Doctors from Northwell Health on Thursday talked about their upcoming trip to 10 villages near Bangalore, India, in the first step of a planned long-term effort to improve the physical and mental health of an impoverished population. Credit: Marisol Diaz-Gordon; Northwell Health

Fourteen Northwell Health doctors and medical residents leave Saturday for rural India in the first step of a planned long-term effort to improve the physical and mental health of an impoverished population that is largely from what was once known as the country’s “untouchables.”

The villages doctors will visit are a short drive from the high-tech metropolis of Bangalore, a contrast between the expanding wealth and technical expertise of one face of India and the continued deprivation of another.

The doctors and residents will first spend a week examining villagers. Most will stay another three weeks going door to door to ask villagers about their physical and mental health and aspects of their living environment that can contribute to health problems — such as indoor cooking fires that can cause respiratory diseases.

Indians living in extreme poverty are more susceptible to numerous maladies, some stemming from chronic malnutrition, said Dr. Jonathan Blau, director of neonatology at Northwell’s Staten Island University Hospital.

Doctors on the Northwell-funded trip will meet people in the rural communities who provide medical and mental health care.

Even though Northwell is not aware of any formally trained doctors, nurses or psychologists in the villages, “It’s often good community-based care,“ said Dr. Eric Cioe Peña, director of global health for New Hyde Park-based Northwell.

There likely are ways to make that care more effective, but Cioe Peña said doctors won’t know how until after the trip.

“I want to listen to them first,” he said. “We have a lot of technical expertise. We don’t have a lot of expertise in rural community medicine in India. That is part of the goal — to do a lot of listening with these seven to 10 villages . . . and find out what their specific needs are, what their specific resources are, and work with them.”

Northwell doctors also will meet with leaders of a Bangalore medical school to discuss a proposed partnership in which the school’s students and medical residents would regularly work with Northwell doctors, he said.

Long term, Northwell hopes to send two to three doctors each month to the villages, Cioe Peña said. The program could be a model for future Northwell work elsewhere in India, he said.

Amid the villages sits Shanti Bhavan, a school with about 300 students — most from the villages — who receive a free education and room and board from age 4, and then free college. Students from the school — the subject of the 2017 Netflix documentary “Daughters of Destiny” — come from families that earn less than $2 a day. School officials are introducing Northwell doctors to village leaders and residents.

Graduates of the school, almost all from the Dalit — formerly “untouchable” — Hindu caste that has faced generations of discrimination and poverty, are now professionals earning salaries that support themselves and their families, said Erika Imam, a Manhattan-based senior adviser to the school. Only one child per family can enroll in the school, so some siblings become resentful, and some Shanti Bhavan students feel guilty, she said.

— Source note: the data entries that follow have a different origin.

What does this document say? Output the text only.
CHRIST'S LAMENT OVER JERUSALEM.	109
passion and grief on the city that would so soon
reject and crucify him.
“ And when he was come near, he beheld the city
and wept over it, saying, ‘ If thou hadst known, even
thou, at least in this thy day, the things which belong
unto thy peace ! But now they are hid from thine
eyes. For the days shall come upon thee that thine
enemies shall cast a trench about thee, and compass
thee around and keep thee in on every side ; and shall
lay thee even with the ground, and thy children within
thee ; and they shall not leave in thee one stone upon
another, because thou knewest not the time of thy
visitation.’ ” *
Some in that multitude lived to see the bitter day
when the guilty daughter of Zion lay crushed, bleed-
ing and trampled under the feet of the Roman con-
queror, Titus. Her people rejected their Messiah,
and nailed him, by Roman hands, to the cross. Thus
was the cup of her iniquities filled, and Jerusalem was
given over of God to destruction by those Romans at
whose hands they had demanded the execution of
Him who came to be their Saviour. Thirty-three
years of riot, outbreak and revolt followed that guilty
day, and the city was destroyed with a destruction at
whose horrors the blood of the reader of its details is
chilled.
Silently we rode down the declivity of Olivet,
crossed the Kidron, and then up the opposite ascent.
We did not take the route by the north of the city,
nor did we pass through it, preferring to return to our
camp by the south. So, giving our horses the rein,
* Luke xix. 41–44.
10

That guilt is among mental-health issues that may come up during an assessment at the school, said Dr. John Young, who oversees psychiatric education at Northwell’s Zucker Hillside Hospital in Glen Oaks, Queens. Students already receive medical care, but good mental health also is critical for academic success, he said.

In the school and in the villages, Northwell will work closely with those who already provide mental-health counseling, he said. Villagers enduring extreme poverty and social marginalization face multiple mental-health challenges, but, Young said, “They’ve survived and overcome tremendous adversity.”

Discussing mental health issues with villagers is “identifying needs but also strengths, so we can support those,” Young said.